Entre la soledad y la comunión del acto sexual Morrison se inclina por esta última: comunión con el mundo, con los otros; vías hacia la diferencia y la otredad que es necesario respetar a la vez que se ama o desea. Los signos eróticos de Morrison son luciérnagas que orientan al extraviado caminante nocturno por el tiempo. Morrison es del criterio de que al hombre actual le quedan muy pocos caminos para escapar de la reducción  a que lo ha sometido la civilización moderna. Uno de esos senderos es el amor y  el fascinante mundo erótico, la perpetuación del instante, la búsqueda del mundo infinito en que las sombras se confunden con la luz y la luz penetra en el más allá que todo llevamos dentro.  Como ha dicho Morrison: “Esas faldas cargadas de colores que impiden ver la plenitud de sus pubis, se eternizan en las horas. Ahora estalla la  cuota de éter que las cubre: estaciones en que se desplaza mi vida, hemisferios en que se divide mi universo (sol, luna, estrella, mar, río, faldas, blusas, pantis, lentes, medias, aretes)”.

Estos poemas de amor necesitan más profunda misión de vida, y la culpa. Entender el misterioso castigo de Onán. Entender porque la vacuidad posterior al orgasmo debe llevarse con palabras que conduzcan hacia el simbolismo de lo erótico y de la desesperación. Para escribir estos poemas de amor-erótico debe comprenderse el sentimiento que lleva a esforzarse en la continuación angustiosa de una cotidianeidad feroz hecha de refugio y miedo. Todo puede pertenecer a un poema de amor: la intimidad del cuerpo, la dependencia que el desamparo tiene de estas pequeñas zonas calientes y erógenas del amor—“el lugar del excremento” de Yeats–,  la fuerza de la posesión que no quiere compartir estas zonas con nadie, y las roturas de todos esos insoportables equilibrios. Oigamos lo que dice el poeta: “El asombro de la inesperada presencia (…)”…transfigura mis deseos, en posesión febril.  “A través de las telas, yo adivino sus tibios temblores…Terrero de eros”, pues ellas  (…) “siempre dejan un sabor a cosa que no pudo ser, y esto me estalla en todo el cuerpo”.

Es muy difícil decir lo que significa la presencia del cuerpo femenino, en nuestro poeta.
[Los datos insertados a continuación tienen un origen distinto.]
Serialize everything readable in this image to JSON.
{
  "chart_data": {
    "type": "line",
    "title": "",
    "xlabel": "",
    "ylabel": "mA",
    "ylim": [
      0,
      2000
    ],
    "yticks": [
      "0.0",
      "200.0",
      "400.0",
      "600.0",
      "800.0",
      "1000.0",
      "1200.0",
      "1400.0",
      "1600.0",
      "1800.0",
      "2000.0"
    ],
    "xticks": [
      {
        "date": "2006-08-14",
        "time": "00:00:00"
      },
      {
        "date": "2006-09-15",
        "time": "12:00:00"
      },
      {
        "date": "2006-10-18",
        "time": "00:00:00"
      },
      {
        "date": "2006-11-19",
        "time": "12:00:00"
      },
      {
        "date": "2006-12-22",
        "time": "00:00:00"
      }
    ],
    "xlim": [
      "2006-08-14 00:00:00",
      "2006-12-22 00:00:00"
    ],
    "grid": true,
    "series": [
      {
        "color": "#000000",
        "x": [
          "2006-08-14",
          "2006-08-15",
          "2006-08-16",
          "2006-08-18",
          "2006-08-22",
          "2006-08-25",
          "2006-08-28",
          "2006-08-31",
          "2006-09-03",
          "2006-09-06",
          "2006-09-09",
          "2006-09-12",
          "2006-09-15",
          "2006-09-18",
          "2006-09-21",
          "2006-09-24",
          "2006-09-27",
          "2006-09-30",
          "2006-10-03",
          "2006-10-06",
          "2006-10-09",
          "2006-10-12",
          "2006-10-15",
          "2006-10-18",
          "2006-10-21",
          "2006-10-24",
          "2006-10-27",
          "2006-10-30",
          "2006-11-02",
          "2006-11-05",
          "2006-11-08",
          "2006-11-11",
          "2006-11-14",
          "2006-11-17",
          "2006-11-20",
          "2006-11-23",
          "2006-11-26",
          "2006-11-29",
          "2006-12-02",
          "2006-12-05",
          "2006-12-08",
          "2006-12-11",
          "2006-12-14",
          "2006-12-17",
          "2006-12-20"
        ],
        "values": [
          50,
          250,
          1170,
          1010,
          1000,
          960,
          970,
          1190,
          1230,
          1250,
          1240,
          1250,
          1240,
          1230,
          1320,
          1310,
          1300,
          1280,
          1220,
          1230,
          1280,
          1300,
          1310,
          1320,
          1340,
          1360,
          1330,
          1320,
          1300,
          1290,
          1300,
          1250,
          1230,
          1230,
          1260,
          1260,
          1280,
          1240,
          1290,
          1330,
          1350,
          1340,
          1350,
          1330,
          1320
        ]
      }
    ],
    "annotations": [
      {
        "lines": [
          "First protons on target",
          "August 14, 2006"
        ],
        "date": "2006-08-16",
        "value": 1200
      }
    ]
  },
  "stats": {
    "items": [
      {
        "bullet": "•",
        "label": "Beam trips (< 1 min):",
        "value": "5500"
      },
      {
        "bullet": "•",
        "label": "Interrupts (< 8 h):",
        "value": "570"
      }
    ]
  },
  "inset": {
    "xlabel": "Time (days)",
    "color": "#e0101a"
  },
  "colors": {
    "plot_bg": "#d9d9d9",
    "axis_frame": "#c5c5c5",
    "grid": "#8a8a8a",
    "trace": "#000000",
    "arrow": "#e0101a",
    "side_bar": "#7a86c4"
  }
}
Por lo menos esto: es ahí donde se representa, y muy especialmente a sí mismo, donde se escapa en la elipse de las formas y del movimiento, en la danza, donde escapa a su inercia, en el gesto, donde se desata, en el aura de la mirada, donde se convierte en alusión y ausencia; en suma, donde se ofrece como seducción: “Husmeo sus sentidos entre mares (…)”. “Oteo sus intenciones y me refugio en teclas de música fúnebre como los telarones sin ofertas creíbles”.

Estos poemas llevan a menudo a algún paraíso personal perdido y sin ningún tipo de pretensiones. La trascendencia aparece cuando, en el preciso momento que leemos estos versos (y, sobre todo, si le añadimos su dulce y sencilla música), ponemos en movimiento significados que las palabras “no sabían” que tenían. Entonces las amamos, y las palabras amadas ya no son las mismas, han perdido su objetividad. No hay optimismo ni pesimismo en estos poemas. Todos ellos van a favor de la vida,  incluso los que han sido escritos a partir de la muerte o en torno a ella. Pero no hay que olvidar que estos poemas enmascaran alguna crueldad desde el momento que están dispuestos a revelar algún tipo de dolor,  imaginación y deseo.